Summer Reading
By Stuart Wade, Fri., June 1, 2001

Take the Cannoli: Stories From the New World
by Sarah VowellTouchstone Books, 224 pp., $12 (paper)
No other voice in America is quite like Sarah Vowell's. In the paperback release of her anthology Take the Cannoli: Stories From the New World, the frequent contributor to Public Radio International's This American Life writes about the American scene as intriguingly as her one-of-a-kind voice sounds aloud (think Linus Van Pelt on helium). Many of the 16 pieces within first aired on the Chicago-based radio program, while others appeared in places like GQ magazine. Vowell, who idolizes Greil Marcus -- arguably the finest pop-music historian alive -- began her career as a rock critic. Thus, music leads a parade of Cannoli topics that includes politics, pop subcultures, and American history.
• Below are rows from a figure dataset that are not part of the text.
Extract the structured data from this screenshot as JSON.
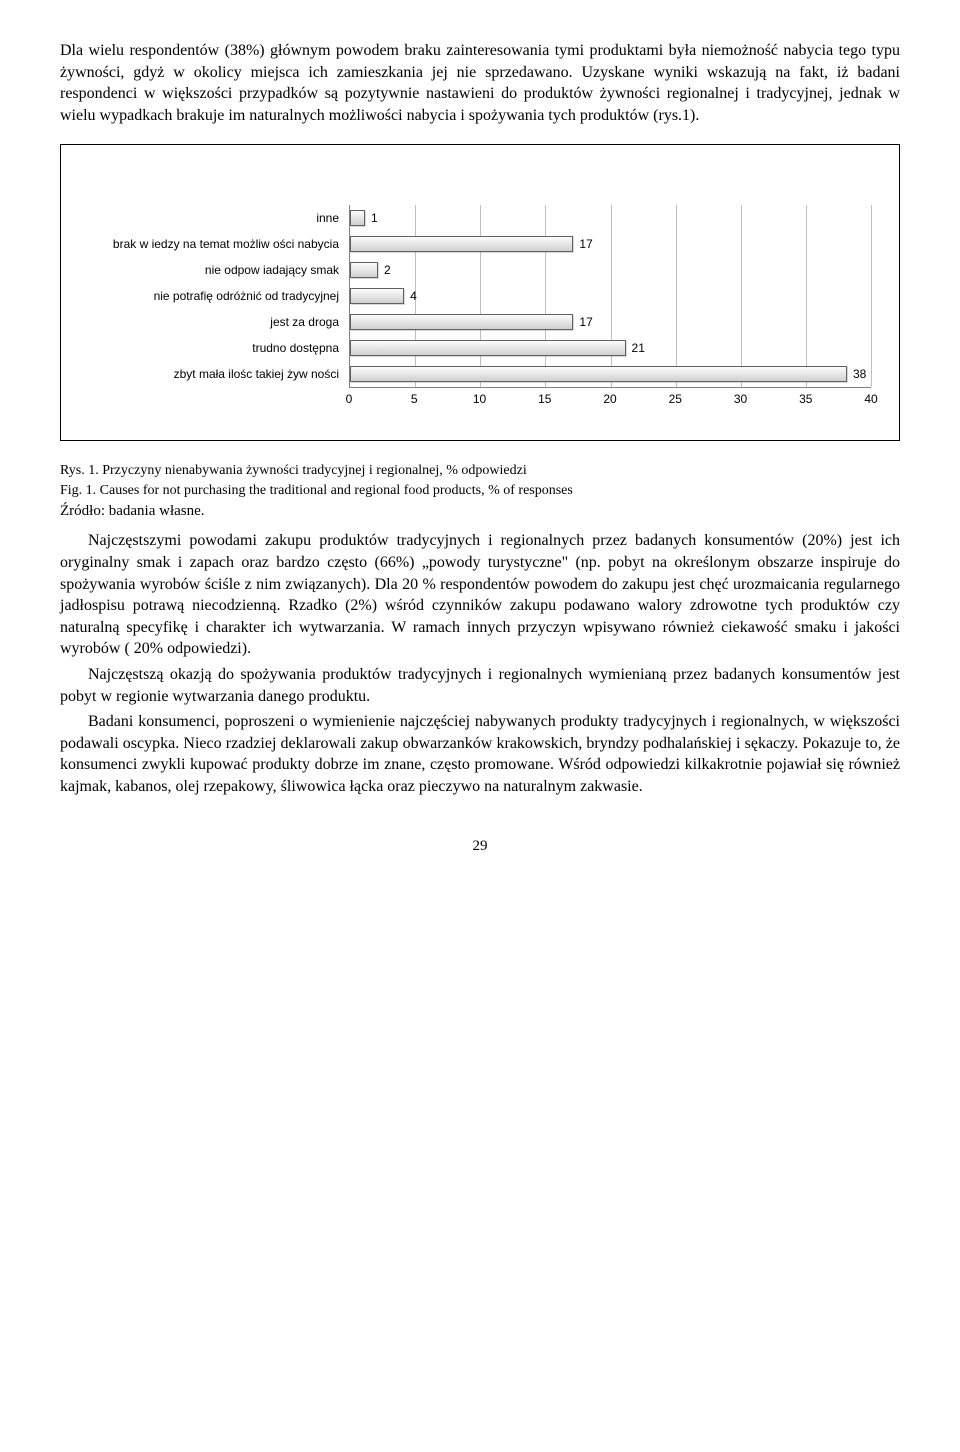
{
  "para1": "Dla wielu respondentów (38%) głównym powodem braku zainteresowania tymi produktami była niemożność nabycia tego typu żywności, gdyż w okolicy miejsca ich zamieszkania jej nie sprzedawano. Uzyskane wyniki wskazują na fakt, iż badani respondenci w większości przypadków są pozytywnie nastawieni do produktów żywności regionalnej i tradycyjnej, jednak w wielu wypadkach brakuje im naturalnych możliwości nabycia i spożywania tych produktów (rys.1).",
  "chart": {
    "type": "bar-horizontal",
    "x_min": 0,
    "x_max": 40,
    "x_step": 5,
    "bar_fill_gradient": [
      "#fdfdfd",
      "#e6e6e6",
      "#d0d0d0"
    ],
    "bar_border": "#606060",
    "grid_color": "#bfbfbf",
    "axis_color": "#808080",
    "label_font": "Arial",
    "label_fontsize": 12,
    "categories": [
      {
        "label": "inne",
        "value": 1
      },
      {
        "label": "brak w iedzy na temat możliw ości nabycia",
        "value": 17
      },
      {
        "label": "nie odpow iadający smak",
        "value": 2
      },
      {
        "label": "nie potrafię odróżnić od tradycyjnej",
        "value": 4
      },
      {
        "label": "jest za droga",
        "value": 17
      },
      {
        "label": "trudno dostępna",
        "value": 21
      },
      {
        "label": "zbyt mała ilośc takiej żyw ności",
        "value": 38
      }
    ],
    "x_ticks": [
      0,
      5,
      10,
      15,
      20,
      25,
      30,
      35,
      40
    ]
  },
  "caption_pl": "Rys. 1. Przyczyny nienabywania żywności tradycyjnej i regionalnej, % odpowiedzi",
  "caption_en": "Fig. 1. Causes for not purchasing the traditional and regional food products, % of responses",
  "source": "Źródło: badania własne.",
  "para2": "Najczęstszymi powodami zakupu produktów tradycyjnych i regionalnych przez badanych konsumentów (20%) jest ich oryginalny smak i zapach oraz bardzo często (66%) „powody turystyczne\" (np. pobyt na określonym obszarze inspiruje do spożywania wyrobów ściśle z nim związanych). Dla 20 % respondentów powodem do zakupu jest chęć urozmaicania regularnego jadłospisu potrawą niecodzienną. Rzadko (2%) wśród czynników zakupu podawano walory zdrowotne tych produktów czy naturalną specyfikę i charakter ich wytwarzania. W ramach innych przyczyn wpisywano również ciekawość smaku i jakości wyrobów ( 20% odpowiedzi).",
  "para3": "Najczęstszą okazją do spożywania produktów tradycyjnych i regionalnych wymienianą przez badanych konsumentów jest pobyt w regionie wytwarzania danego produktu.",
  "para4": "Badani konsumenci, poproszeni o wymienienie najczęściej nabywanych produkty tradycyjnych i regionalnych, w większości podawali oscypka. Nieco rzadziej deklarowali zakup obwarzanków krakowskich, bryndzy podhalańskiej i sękaczy. Pokazuje to, że konsumenci zwykli kupować produkty dobrze im znane, często promowane. Wśród odpowiedzi kilkakrotnie pojawiał się również kajmak, kabanos, olej rzepakowy, śliwowica łącka oraz pieczywo na naturalnym zakwasie.",
  "page_number": "29"
}
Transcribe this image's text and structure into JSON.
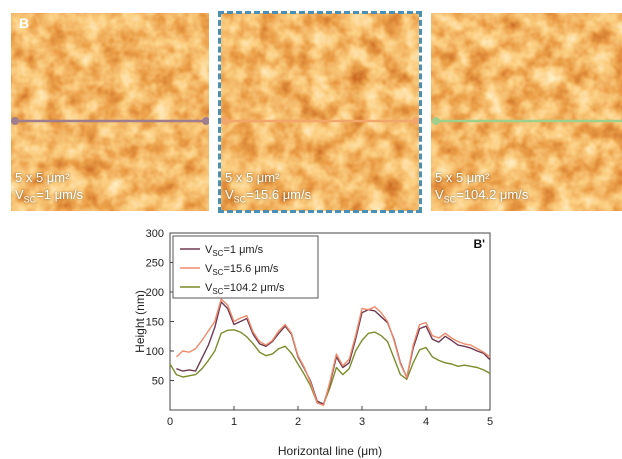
{
  "panels": [
    {
      "label": "B",
      "size": "5 x 5 μm²",
      "speed_prefix": "V",
      "speed_sub": "SC",
      "speed_value": "=1 μm/s",
      "line_color": "#a07e8c",
      "seed": 11
    },
    {
      "label": "",
      "size": "5 x 5 μm²",
      "speed_prefix": "V",
      "speed_sub": "SC",
      "speed_value": "=15.6 μm/s",
      "line_color": "#f2a66a",
      "seed": 23,
      "selected": true
    },
    {
      "label": "",
      "size": "5 x 5 μm²",
      "speed_prefix": "V",
      "speed_sub": "SC",
      "speed_value": "=104.2 μm/s",
      "line_color": "#9fcf8a",
      "seed": 37
    }
  ],
  "chart_data": {
    "type": "line",
    "panel_label": "B'",
    "xlabel": "Horizontal line (μm)",
    "ylabel": "Height (nm)",
    "xlim": [
      0,
      5
    ],
    "ylim": [
      0,
      300
    ],
    "xticks": [
      0,
      1,
      2,
      3,
      4,
      5
    ],
    "yticks": [
      50,
      100,
      150,
      200,
      250,
      300
    ],
    "legend_position": "top-left",
    "x": [
      0.0,
      0.1,
      0.2,
      0.3,
      0.4,
      0.5,
      0.6,
      0.7,
      0.8,
      0.9,
      1.0,
      1.1,
      1.2,
      1.3,
      1.4,
      1.5,
      1.6,
      1.7,
      1.8,
      1.9,
      2.0,
      2.1,
      2.2,
      2.3,
      2.4,
      2.5,
      2.6,
      2.7,
      2.8,
      2.9,
      3.0,
      3.1,
      3.2,
      3.3,
      3.4,
      3.5,
      3.6,
      3.7,
      3.8,
      3.9,
      4.0,
      4.1,
      4.2,
      4.3,
      4.4,
      4.5,
      4.6,
      4.7,
      4.8,
      4.9,
      5.0
    ],
    "series": [
      {
        "name": "=1 μm/s",
        "name_prefix": "V",
        "name_sub": "SC",
        "color": "#6e3b52",
        "values": [
          null,
          70,
          66,
          68,
          66,
          88,
          110,
          140,
          183,
          172,
          145,
          150,
          155,
          128,
          112,
          108,
          116,
          130,
          142,
          128,
          90,
          70,
          48,
          15,
          10,
          45,
          90,
          72,
          80,
          120,
          165,
          170,
          168,
          158,
          148,
          120,
          80,
          55,
          105,
          138,
          142,
          120,
          115,
          125,
          118,
          110,
          108,
          105,
          100,
          96,
          85
        ]
      },
      {
        "name": "=15.6 μm/s",
        "name_prefix": "V",
        "name_sub": "SC",
        "color": "#f08a6a",
        "values": [
          null,
          90,
          100,
          98,
          104,
          118,
          134,
          150,
          188,
          178,
          150,
          156,
          160,
          132,
          116,
          110,
          118,
          134,
          145,
          130,
          92,
          72,
          45,
          12,
          8,
          48,
          95,
          75,
          86,
          126,
          172,
          170,
          175,
          165,
          150,
          118,
          78,
          55,
          110,
          145,
          148,
          126,
          122,
          130,
          122,
          116,
          112,
          110,
          104,
          98,
          90
        ]
      },
      {
        "name": "=104.2 μm/s",
        "name_prefix": "V",
        "name_sub": "SC",
        "color": "#7c8c2c",
        "values": [
          78,
          60,
          56,
          58,
          60,
          70,
          84,
          100,
          130,
          135,
          136,
          132,
          124,
          112,
          98,
          92,
          95,
          104,
          108,
          96,
          78,
          60,
          40,
          12,
          10,
          38,
          72,
          60,
          70,
          100,
          118,
          130,
          132,
          126,
          116,
          88,
          60,
          52,
          80,
          102,
          106,
          90,
          84,
          80,
          78,
          74,
          76,
          74,
          72,
          68,
          62
        ]
      }
    ]
  }
}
Hers is a fertile, opinionated mind that puts itself firmly in the center of an America you may or may not recognize. This would be a nation hypnotized by Sinatra, obsessed with Elvis, in love with The Godfather, enraged by Reagan, righteous about the plight of the American Indian, and giddy about learning to drive in her twenties.
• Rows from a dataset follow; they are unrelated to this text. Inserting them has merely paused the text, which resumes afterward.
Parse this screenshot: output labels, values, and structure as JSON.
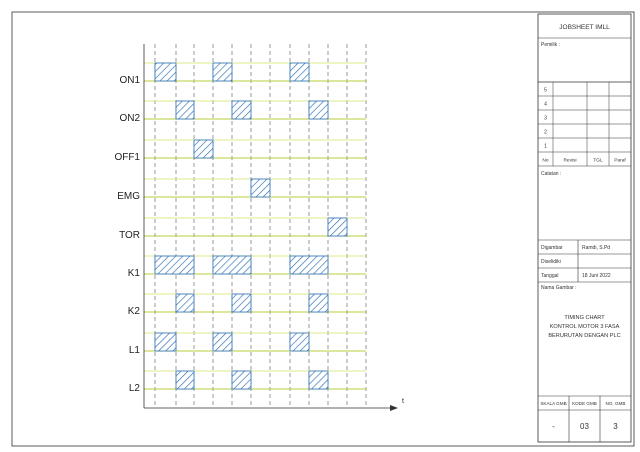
{
  "timing": {
    "signals": [
      "ON1",
      "ON2",
      "OFF1",
      "EMG",
      "TOR",
      "K1",
      "K2",
      "L1",
      "L2"
    ],
    "axis_label": "t"
  },
  "chart_data": {
    "type": "timing",
    "x_unit": "time steps (dashed grid columns 0-11)",
    "signals": [
      {
        "name": "ON1",
        "high": [
          [
            0,
            1
          ],
          [
            3,
            4
          ],
          [
            7,
            8
          ]
        ]
      },
      {
        "name": "ON2",
        "high": [
          [
            1,
            2
          ],
          [
            4,
            5
          ],
          [
            8,
            9
          ]
        ]
      },
      {
        "name": "OFF1",
        "high": [
          [
            2,
            3
          ]
        ]
      },
      {
        "name": "EMG",
        "high": [
          [
            5,
            6
          ]
        ]
      },
      {
        "name": "TOR",
        "high": [
          [
            9,
            10
          ]
        ]
      },
      {
        "name": "K1",
        "high": [
          [
            0,
            2
          ],
          [
            3,
            5
          ],
          [
            7,
            9
          ]
        ]
      },
      {
        "name": "K2",
        "high": [
          [
            1,
            2
          ],
          [
            4,
            5
          ],
          [
            8,
            9
          ]
        ]
      },
      {
        "name": "L1",
        "high": [
          [
            0,
            1
          ],
          [
            3,
            4
          ],
          [
            7,
            8
          ]
        ]
      },
      {
        "name": "L2",
        "high": [
          [
            1,
            2
          ],
          [
            4,
            5
          ],
          [
            8,
            9
          ]
        ]
      }
    ]
  },
  "title_block": {
    "title": "JOBSHEET IMLL",
    "owner_label": "Pemilik :",
    "revision_rows": [
      "5",
      "4",
      "3",
      "2",
      "1"
    ],
    "revision_headers": [
      "No",
      "Revisi",
      "TGL",
      "Paraf"
    ],
    "notes_label": "Catatan :",
    "drawn_label": "Digambar",
    "drawn_value": "Ramdi, S.Pd",
    "checked_label": "Diselidiki",
    "date_label": "Tanggal",
    "date_value": "18 Juni 2022",
    "drawing_name_label": "Nama Gambar :",
    "drawing_name_lines": [
      "TIMING CHART",
      "KONTROL MOTOR 3 FASA",
      "BERURUTAN DENGAN PLC"
    ],
    "footer_headers": [
      "SKALA GMB",
      "KODE GMB",
      "NO. GMB"
    ],
    "footer_values": [
      "-",
      "03",
      "3"
    ]
  }
}
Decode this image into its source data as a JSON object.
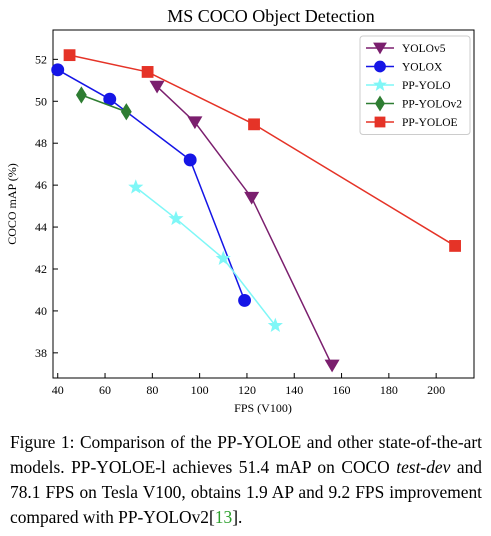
{
  "chart_data": {
    "type": "line",
    "title": "MS COCO Object Detection",
    "xlabel": "FPS (V100)",
    "ylabel": "COCO mAP (%)",
    "xlim": [
      38,
      216
    ],
    "ylim": [
      36.8,
      53.4
    ],
    "xticks": [
      40,
      60,
      80,
      100,
      120,
      140,
      160,
      180,
      200
    ],
    "yticks": [
      38,
      40,
      42,
      44,
      46,
      48,
      50,
      52
    ],
    "grid": false,
    "legend_position": "top-right",
    "series": [
      {
        "name": "YOLOv5",
        "color": "#7b1f6e",
        "marker": "triangle-down",
        "x": [
          82,
          98,
          122,
          156
        ],
        "y": [
          50.7,
          49.0,
          45.4,
          37.4
        ]
      },
      {
        "name": "YOLOX",
        "color": "#1515e6",
        "marker": "circle",
        "x": [
          40,
          62,
          96,
          119
        ],
        "y": [
          51.5,
          50.1,
          47.2,
          40.5
        ]
      },
      {
        "name": "PP-YOLO",
        "color": "#7ff7f7",
        "marker": "star",
        "x": [
          73,
          90,
          110,
          132
        ],
        "y": [
          45.9,
          44.4,
          42.5,
          39.3
        ]
      },
      {
        "name": "PP-YOLOv2",
        "color": "#2e7d32",
        "marker": "diamond",
        "x": [
          50,
          69
        ],
        "y": [
          50.3,
          49.5
        ]
      },
      {
        "name": "PP-YOLOE",
        "color": "#e53327",
        "marker": "square",
        "x": [
          45,
          78,
          123,
          208
        ],
        "y": [
          52.2,
          51.4,
          48.9,
          43.1
        ]
      }
    ]
  },
  "caption": {
    "prefix": "Figure 1: Comparison of the PP-YOLOE and other state-of-the-art models. PP-YOLOE-l achieves 51.4 mAP on COCO ",
    "italic": "test-dev",
    "middle": " and 78.1 FPS on Tesla V100, obtains 1.9 AP and 9.2 FPS improvement compared with PP-YOLOv2[",
    "ref": "13",
    "suffix": "]."
  }
}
One of the highlights of this collection is a GQ piece regarding New York's infamous Chelsea Hotel, the site of Nancy Spungen's demise, hangout of Robert Mapplethorpe and Patti Smith, and a writing refuge to Arthur C. Clarke. A Take the Cannoli low point is a pitiful, mocking "I was in the high school band" essay that probably should have remained private.
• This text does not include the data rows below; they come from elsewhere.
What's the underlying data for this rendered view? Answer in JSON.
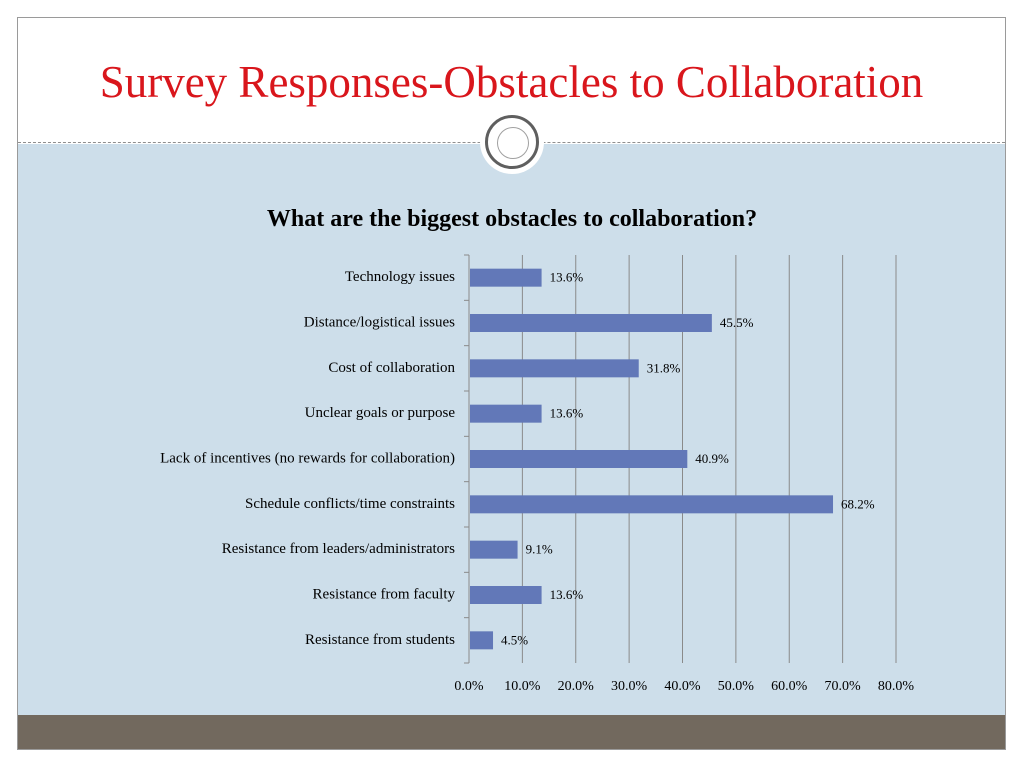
{
  "slide": {
    "title": "Survey Responses-Obstacles to Collaboration"
  },
  "colors": {
    "title": "#d9161c",
    "content_background": "#cddeea",
    "bottom_bar": "#72695e",
    "bar_fill": "#6278b8",
    "gridline": "#8a8a8a"
  },
  "chart_data": {
    "type": "bar",
    "orientation": "horizontal",
    "title": "What are the biggest obstacles to collaboration?",
    "categories": [
      "Technology issues",
      "Distance/logistical issues",
      "Cost of collaboration",
      "Unclear goals or purpose",
      "Lack of incentives (no rewards for collaboration)",
      "Schedule conflicts/time constraints",
      "Resistance from leaders/administrators",
      "Resistance from faculty",
      "Resistance from students"
    ],
    "values": [
      13.6,
      45.5,
      31.8,
      13.6,
      40.9,
      68.2,
      9.1,
      13.6,
      4.5
    ],
    "data_labels": [
      "13.6%",
      "45.5%",
      "31.8%",
      "13.6%",
      "40.9%",
      "68.2%",
      "9.1%",
      "13.6%",
      "4.5%"
    ],
    "xlim": [
      0,
      80
    ],
    "x_ticks": [
      "0.0%",
      "10.0%",
      "20.0%",
      "30.0%",
      "40.0%",
      "50.0%",
      "60.0%",
      "70.0%",
      "80.0%"
    ],
    "xlabel": "",
    "ylabel": "",
    "grid": "vertical",
    "legend": "none"
  }
}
But Vowell's got guts. She has an extremely cool job: to write and speak about whatever the hell she wants to write and speak about -- before a sizable (and in her case, ever-expanding) audience. Those who enjoy her commentary like her very much. To them she's witty and isn't overly impressed with herself. To detractors of the social-comment-as-memoir approach, she's pretentious. Either way, Take the Cannoli will move you. Sarah Vowell's is a fearless and thought-provoking voice. America could use more like it.